The agency responsible for probing right-wing extremism in Germany's military did not fully reveal the scope of the problem, a report has found. An MP accused the government of "downplaying" extremism in the military.

German soldiers stand in a line during an exercise
Image: picture-alliance/W. Rothermel

More right-wing extremist soldiers were uncovered and removed from service in the Bundeswehr in the past few years than had previously been reported, according to a report published Saturday by German newsmagazine Der Spiegel.

The Military Counterintelligence Service (MAD), which is responsible for investigating extremism in Germany's military, admitted that it had underreported the numbers "to the outside world" as well as to the Bundestag, the lower house of the German parliament.

During a closed-door meeting with the Bundestag's internal affairs committee in mid-February, a MAD department head said the figures they had reported only constituted the number of "clearly recognized right-wing extremists," Der Spiegel reported.

Figures 'came up short'

MAD previously reported that four right-wing extremists were let go from the military in 2018, as well as three Islamic extremist soldiers. In 2017, six far-right extremists were removed.

One of the agency's members told Der Spiegel that those statistics "came up short" of the real figures of people let go from Germany's armed forces — which include suspected cases of right-wing extremists as well.

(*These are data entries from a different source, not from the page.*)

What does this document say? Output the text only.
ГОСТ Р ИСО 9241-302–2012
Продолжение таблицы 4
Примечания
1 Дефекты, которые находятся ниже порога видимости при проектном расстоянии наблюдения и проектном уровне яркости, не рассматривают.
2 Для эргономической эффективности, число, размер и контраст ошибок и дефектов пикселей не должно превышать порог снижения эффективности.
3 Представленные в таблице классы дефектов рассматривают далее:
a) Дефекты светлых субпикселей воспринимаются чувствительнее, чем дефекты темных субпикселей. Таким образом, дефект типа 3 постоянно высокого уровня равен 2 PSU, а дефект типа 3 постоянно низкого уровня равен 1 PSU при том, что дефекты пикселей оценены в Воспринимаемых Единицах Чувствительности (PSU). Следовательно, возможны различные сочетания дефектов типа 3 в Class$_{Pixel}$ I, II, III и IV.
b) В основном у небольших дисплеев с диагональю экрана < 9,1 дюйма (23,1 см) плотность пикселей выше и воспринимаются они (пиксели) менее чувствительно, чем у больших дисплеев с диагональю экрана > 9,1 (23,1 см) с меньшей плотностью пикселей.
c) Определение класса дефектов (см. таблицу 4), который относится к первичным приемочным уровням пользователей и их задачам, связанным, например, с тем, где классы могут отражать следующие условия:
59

Since 2013, there have been "around 10" additional "suspects with extremist attitudes" every year who were uncovered and reported to troop leaders, a MAD official told Der Spiegel.

Read more: A German right-wing extremist soldier's double life

Some 450 cases being investigated

The agency is currently investigating some 450 suspected cases of right-wing extremism in the German military, the magazine and news agency dpa reported.

Of those cases, 64 are suspected of being members of the Identitarian movement, while another 64 are possible Reichsbürger (Citizens of the Reich) members.

German law expects soldiers to actively commit to defending the country's constitutional values, making the presence of right-wing extremists especially problematic.

The Reichsbürger movement, in particular, rejects the legitimacy of the German government as well as current German law.

'Danger not being taken seriously'

Several opposition lawmakers criticized German Chancellor Angela Merkel's government following the publication of the Der Spiegel report, saying Berlin should be more forthcoming with the data.

Left party MP Christine Buchholz told the AFP news agency that the scandal is not about isolated cases but rather a "structural problem" within the German military.

It is "high time for the government to stop downplaying right-wing extremism in the Bundeswehr," said Buchholz, who is a member of the Bundestag's defense committee.

Agnieszka Brugger, an opposition Greens lawmaker who also sits on the defense committee, urged for the Defense Ministry to submit a regular report on the cases with the complete figures.

The ministry is creating the impression "that the danger isn't being taken seriously enough when information is only made available upon request and not even with the overall context," Brugger told AFP.